PUBLIC SERVICE OBLIGATIONS
GMDSS AND LRIT
4. IMSO’S RESPONSIBILITIES
4.1 As a direct response to these developments, amendments to the IMSO Convention were adopted by the IMSO Assembly in 2008 with the aim of extending the oversight functions of IMSO to all providers in the future. After several years of intensive negotiation within IMSO and IMO, all developments indicate clearly that Governmental interest in oversight of GMDSS has shifted more and more closely from telecom administrations to the maritime administrations. Therefore, IMO has several times debated at meetings of the Maritime Safety Committee (MSC) the future of the GMDSS and the relationship between the global maritime regulator (IMO) and the oversight organization (IMSO). The decisions of the MSC are clear: robust intergovernmental oversight is necessary and should extend to all existing (Inmarsat Ltd) and new potential providers of GMDSS services in the future, and IMSO should be the oversight body on behalf of the international maritime community. As a result, IMO has formally requested IMSO to extend forthwith its oversight to other satellite operators approved to provide GMDSS services. This is the main purpose of the 2008 amendments to the IMSO Convention, which are applied provisionally from 6 October 2008, as decided by the IMSO Assembly.

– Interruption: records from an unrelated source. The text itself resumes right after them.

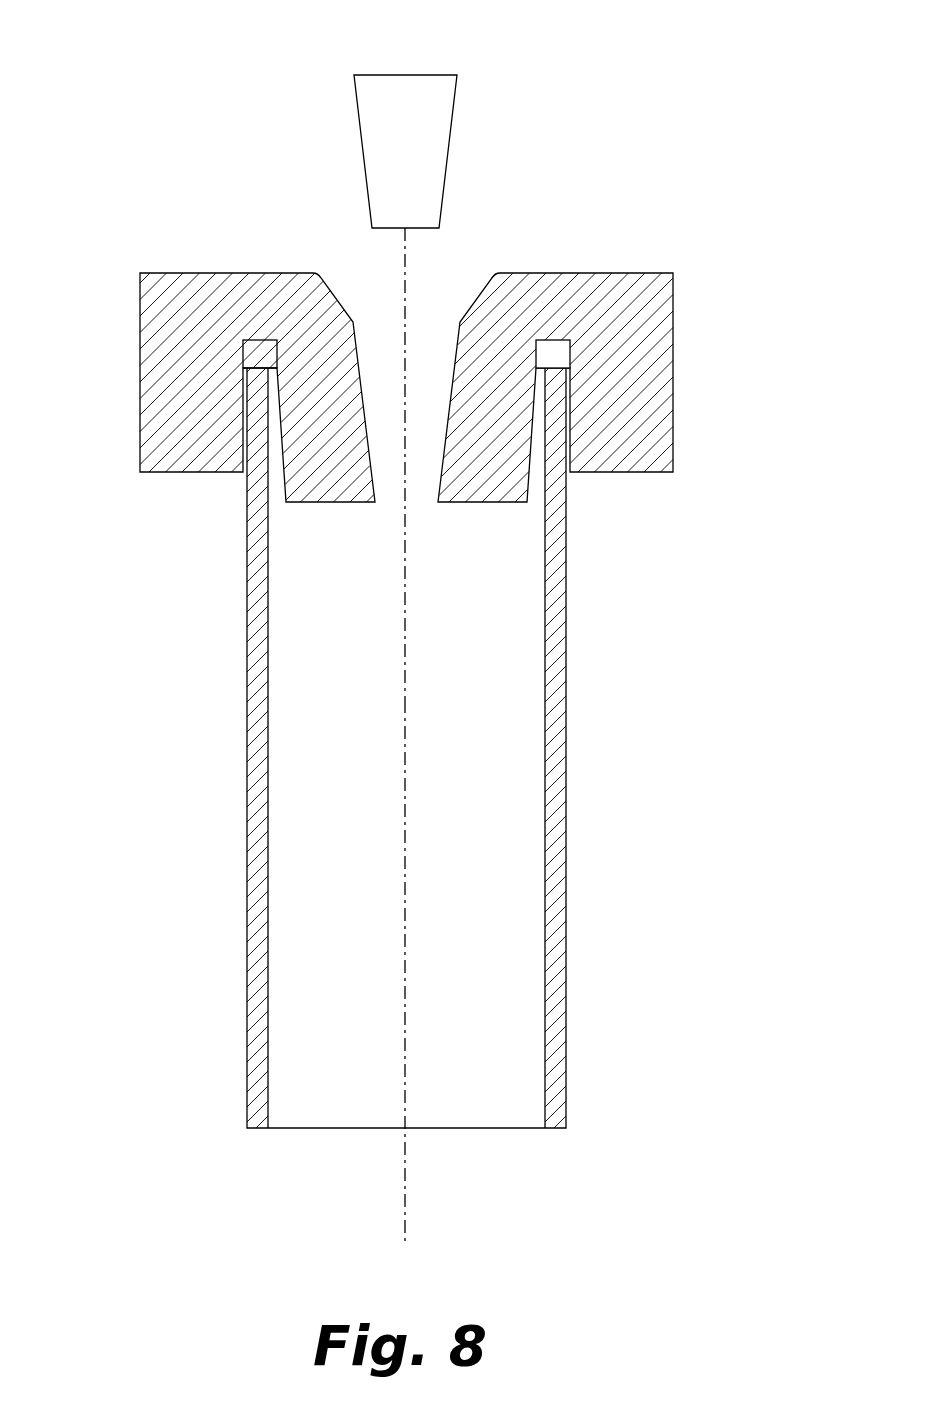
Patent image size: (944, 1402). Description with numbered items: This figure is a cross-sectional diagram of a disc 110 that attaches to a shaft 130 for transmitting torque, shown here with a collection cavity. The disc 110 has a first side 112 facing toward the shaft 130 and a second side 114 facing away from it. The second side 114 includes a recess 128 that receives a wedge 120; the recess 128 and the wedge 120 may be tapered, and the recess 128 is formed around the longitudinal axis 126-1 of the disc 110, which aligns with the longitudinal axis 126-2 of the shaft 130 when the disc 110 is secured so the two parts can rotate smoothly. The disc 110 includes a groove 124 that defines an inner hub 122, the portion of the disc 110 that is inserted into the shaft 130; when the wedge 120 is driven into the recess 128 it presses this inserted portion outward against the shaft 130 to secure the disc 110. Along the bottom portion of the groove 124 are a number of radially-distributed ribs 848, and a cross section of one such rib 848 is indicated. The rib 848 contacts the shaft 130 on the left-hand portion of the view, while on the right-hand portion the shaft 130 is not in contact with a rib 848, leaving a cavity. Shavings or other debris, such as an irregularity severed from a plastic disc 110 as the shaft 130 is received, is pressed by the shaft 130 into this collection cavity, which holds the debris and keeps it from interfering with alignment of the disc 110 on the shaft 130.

The disc 110 is at (630, 273).
The first side 112 is at (354, 748).
The second side 114 is at (401, 360).
The wedge 120 is at (437, 74).
The inner hub 122 is at (527, 507).
The groove 124 is at (557, 349).
The longitudinal axis of the disc 126-1 is at (405, 242).
The longitudinal axis of the shaft 126-2 is at (405, 1193).
The recess 128 is at (495, 273).
The shaft 130 is at (565, 910).
The rib 848 is at (260, 354).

4.2 The 2008 amendments to the IMSO Convention also give IMSO the task of overseeing, in addition to GMDSS, long range tracking and identification of ships (LRIT) – a new initiative of IMO which has been developed as part of IMO’s response to improve maritime security, safety and environment protection.
4.3 At its Eighty-Second Session, held at the end of 2006, the Maritime Safety Committee of the IMO (MSC) invited IMSO to undertake the oversight of future satellite providers in the GMDSS forthwith. The MSC also formally appointed IMSO as the LRIT Coordinator and invited IMSO to take action to ensure the timely implementation of the LRIT System.